Chaos: the state of confusion or disorder.
Also the state of my life.
I can’t remember the exact time when I went from having everything under control to the time that I didn’t. I assume that it was a gradual thing. It wasn’t the result of circumstance change or any trauma. It just crept up on me. Then it stuck around.
If I am honest, sometimes I don’t mind. Sometimes I will happily embrace it. There probably isn’t a parent out there who can honestly say that their life is never chaotic. That at some point in each week, probably even each day, where all order is abandoned, chaos ensues and then calm is restored. That is pretty much the life cycle of a day with a 3 year old in my experience. This is totally manageable though ( though it sometimes doesn’t feel it at the time!) and it passes and sometimes it is fun and sometimes it is a relief from the ordinary daily grind.
But on an emotional, more personal level. The state of chaos doesn’t seem to be as short and concentrated. Rather once it is in residence, it is incredibly difficult to evict. I think it is the result of trying to be too many different things. The effort it takes to make all of these separate can cause your mind to become completely jumbled. It’s easy to become confused about which bits fit where and, let’s face it, life rarely fits nicely and compactly into separate pre-defined spaces. However hard we try to make it.

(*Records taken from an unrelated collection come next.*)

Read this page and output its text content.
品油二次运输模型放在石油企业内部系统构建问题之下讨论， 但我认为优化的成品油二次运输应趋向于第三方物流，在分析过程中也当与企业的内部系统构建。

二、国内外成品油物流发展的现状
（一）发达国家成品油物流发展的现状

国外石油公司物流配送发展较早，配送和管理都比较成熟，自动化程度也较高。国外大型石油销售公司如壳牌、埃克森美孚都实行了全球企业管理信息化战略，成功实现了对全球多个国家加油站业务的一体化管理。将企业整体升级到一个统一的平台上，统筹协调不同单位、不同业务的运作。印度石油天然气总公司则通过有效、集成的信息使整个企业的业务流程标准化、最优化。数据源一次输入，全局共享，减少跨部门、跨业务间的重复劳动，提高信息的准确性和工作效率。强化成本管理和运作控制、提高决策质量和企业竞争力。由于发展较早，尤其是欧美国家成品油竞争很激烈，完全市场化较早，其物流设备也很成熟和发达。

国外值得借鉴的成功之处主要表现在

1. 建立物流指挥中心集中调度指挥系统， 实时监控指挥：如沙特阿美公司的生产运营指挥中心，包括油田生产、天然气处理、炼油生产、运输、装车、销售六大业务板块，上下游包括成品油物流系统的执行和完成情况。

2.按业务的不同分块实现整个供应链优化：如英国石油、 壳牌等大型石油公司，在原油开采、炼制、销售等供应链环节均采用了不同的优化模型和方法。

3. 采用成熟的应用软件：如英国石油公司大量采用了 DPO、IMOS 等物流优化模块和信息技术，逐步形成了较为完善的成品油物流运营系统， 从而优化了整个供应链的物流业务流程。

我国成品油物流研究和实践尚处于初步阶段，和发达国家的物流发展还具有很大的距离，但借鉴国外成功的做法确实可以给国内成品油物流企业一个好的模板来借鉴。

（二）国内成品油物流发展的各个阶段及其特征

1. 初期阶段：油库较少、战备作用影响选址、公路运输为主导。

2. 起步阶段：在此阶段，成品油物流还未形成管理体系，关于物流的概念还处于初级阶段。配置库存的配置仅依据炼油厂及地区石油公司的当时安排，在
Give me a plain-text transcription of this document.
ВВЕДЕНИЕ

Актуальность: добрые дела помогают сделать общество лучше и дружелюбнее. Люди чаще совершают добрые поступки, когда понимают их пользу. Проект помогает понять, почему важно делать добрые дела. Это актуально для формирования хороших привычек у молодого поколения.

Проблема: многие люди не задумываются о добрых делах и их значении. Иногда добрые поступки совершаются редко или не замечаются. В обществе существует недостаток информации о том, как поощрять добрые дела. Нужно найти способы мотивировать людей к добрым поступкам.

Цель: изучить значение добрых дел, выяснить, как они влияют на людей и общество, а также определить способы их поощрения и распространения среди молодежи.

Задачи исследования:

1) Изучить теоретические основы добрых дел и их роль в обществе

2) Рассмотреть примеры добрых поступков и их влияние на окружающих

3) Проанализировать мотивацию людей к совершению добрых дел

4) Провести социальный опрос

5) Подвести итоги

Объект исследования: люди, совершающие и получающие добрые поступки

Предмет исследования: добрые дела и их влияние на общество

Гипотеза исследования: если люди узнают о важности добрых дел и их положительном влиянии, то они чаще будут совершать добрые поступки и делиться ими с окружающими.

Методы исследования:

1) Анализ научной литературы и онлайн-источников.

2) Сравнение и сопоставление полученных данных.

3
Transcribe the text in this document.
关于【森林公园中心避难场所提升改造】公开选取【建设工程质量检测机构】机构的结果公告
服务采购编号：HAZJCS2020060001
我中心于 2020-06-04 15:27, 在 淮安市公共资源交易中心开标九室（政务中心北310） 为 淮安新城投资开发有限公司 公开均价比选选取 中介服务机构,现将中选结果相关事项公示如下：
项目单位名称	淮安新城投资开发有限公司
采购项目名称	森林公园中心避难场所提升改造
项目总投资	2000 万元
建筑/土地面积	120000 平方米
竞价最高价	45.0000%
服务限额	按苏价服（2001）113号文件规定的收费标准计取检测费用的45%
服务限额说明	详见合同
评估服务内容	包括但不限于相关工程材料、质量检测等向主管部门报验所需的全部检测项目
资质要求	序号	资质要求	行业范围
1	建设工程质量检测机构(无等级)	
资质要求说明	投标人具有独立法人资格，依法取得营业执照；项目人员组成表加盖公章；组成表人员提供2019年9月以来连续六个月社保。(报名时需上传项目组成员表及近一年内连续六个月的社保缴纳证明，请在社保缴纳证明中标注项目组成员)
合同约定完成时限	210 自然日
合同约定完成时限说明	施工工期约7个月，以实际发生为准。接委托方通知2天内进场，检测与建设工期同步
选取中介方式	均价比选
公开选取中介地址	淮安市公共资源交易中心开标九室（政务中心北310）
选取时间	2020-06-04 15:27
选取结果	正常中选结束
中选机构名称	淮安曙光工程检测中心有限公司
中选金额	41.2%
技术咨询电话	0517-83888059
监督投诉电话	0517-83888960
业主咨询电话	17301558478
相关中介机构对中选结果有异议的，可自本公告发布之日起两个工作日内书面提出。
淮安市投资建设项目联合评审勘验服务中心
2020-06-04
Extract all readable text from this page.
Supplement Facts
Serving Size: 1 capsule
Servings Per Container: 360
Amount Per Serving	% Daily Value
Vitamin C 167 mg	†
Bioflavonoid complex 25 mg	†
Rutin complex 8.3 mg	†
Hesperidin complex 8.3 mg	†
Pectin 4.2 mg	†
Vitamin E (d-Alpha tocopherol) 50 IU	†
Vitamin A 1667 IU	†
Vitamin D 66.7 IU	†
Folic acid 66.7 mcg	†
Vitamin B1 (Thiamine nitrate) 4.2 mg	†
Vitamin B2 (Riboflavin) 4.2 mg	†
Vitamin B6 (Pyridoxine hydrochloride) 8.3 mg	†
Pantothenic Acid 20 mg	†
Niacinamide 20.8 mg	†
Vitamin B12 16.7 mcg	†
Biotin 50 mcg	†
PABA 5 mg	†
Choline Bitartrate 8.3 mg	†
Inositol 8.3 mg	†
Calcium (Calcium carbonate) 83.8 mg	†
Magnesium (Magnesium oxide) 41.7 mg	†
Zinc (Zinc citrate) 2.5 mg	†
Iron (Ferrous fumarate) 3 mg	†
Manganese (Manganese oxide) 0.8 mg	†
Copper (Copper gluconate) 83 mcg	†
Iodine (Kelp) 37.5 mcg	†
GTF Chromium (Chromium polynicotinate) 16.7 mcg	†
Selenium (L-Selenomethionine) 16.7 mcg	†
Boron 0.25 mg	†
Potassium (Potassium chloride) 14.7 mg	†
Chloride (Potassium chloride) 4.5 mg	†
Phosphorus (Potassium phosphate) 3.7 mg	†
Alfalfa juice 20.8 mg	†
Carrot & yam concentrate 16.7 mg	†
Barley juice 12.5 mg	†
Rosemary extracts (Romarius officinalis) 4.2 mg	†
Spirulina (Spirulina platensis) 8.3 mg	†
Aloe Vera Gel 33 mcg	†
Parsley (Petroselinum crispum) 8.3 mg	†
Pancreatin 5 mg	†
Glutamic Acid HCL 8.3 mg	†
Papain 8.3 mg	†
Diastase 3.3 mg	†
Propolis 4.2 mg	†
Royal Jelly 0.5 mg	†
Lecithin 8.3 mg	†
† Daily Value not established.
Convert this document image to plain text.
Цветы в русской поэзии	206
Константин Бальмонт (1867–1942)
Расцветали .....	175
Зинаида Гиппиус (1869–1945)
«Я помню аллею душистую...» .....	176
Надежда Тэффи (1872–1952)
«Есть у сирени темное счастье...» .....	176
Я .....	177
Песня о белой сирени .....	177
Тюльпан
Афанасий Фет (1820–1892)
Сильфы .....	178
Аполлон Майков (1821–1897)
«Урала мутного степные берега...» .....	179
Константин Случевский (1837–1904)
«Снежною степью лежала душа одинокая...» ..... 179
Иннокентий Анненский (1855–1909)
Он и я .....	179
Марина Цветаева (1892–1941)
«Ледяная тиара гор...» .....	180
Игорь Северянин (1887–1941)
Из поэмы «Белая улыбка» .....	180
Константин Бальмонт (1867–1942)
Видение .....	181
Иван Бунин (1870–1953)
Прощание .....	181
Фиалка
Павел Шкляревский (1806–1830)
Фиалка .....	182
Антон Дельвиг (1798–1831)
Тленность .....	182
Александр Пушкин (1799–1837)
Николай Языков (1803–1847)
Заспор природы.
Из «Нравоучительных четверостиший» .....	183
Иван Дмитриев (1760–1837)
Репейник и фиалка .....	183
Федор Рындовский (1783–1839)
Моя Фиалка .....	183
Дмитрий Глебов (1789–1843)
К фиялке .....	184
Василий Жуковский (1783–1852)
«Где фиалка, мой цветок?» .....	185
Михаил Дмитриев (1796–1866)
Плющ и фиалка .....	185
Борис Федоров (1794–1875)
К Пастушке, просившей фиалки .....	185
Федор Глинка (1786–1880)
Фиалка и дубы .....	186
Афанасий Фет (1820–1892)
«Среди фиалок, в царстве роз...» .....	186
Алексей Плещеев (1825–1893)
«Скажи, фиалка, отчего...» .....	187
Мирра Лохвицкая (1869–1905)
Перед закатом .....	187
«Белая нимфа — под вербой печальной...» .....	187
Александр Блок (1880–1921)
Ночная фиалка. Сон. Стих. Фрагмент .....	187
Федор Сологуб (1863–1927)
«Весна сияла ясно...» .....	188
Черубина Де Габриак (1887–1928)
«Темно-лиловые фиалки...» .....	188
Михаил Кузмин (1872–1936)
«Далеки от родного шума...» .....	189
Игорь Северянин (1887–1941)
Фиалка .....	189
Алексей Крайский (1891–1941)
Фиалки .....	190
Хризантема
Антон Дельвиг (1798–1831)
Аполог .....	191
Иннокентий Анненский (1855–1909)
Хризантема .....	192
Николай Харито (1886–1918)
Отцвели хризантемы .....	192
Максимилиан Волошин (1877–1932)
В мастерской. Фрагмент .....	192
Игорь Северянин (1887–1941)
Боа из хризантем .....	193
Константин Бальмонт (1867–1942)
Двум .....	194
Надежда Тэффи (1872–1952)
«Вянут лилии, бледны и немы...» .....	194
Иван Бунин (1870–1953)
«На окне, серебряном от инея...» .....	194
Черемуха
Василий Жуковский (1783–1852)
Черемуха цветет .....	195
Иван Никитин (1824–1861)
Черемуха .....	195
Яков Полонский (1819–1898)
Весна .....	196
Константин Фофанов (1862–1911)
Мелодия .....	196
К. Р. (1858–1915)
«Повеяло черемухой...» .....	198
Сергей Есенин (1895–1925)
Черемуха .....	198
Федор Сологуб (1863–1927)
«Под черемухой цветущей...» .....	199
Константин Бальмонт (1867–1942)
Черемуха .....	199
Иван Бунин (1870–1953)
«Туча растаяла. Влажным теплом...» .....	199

I look at the people around me and I see calm and order and then I wonder, what do they see when they look at me? do they see the chaos that I experience, or, like I do them, do they see a composed version? Am I actually experiencing the ‘normal’ amount of chaos but I am overthinking it?? Am I ( as I can tend to do) making it more of an issues in my mind than it should be? Am I, as usual, setting myself up to fail because of my unrealistic expectations of myself?
I just need like, a two week holiday from real life. To work it all out and to organise it all. But even if I had the time I very much doubt I would even know where to start.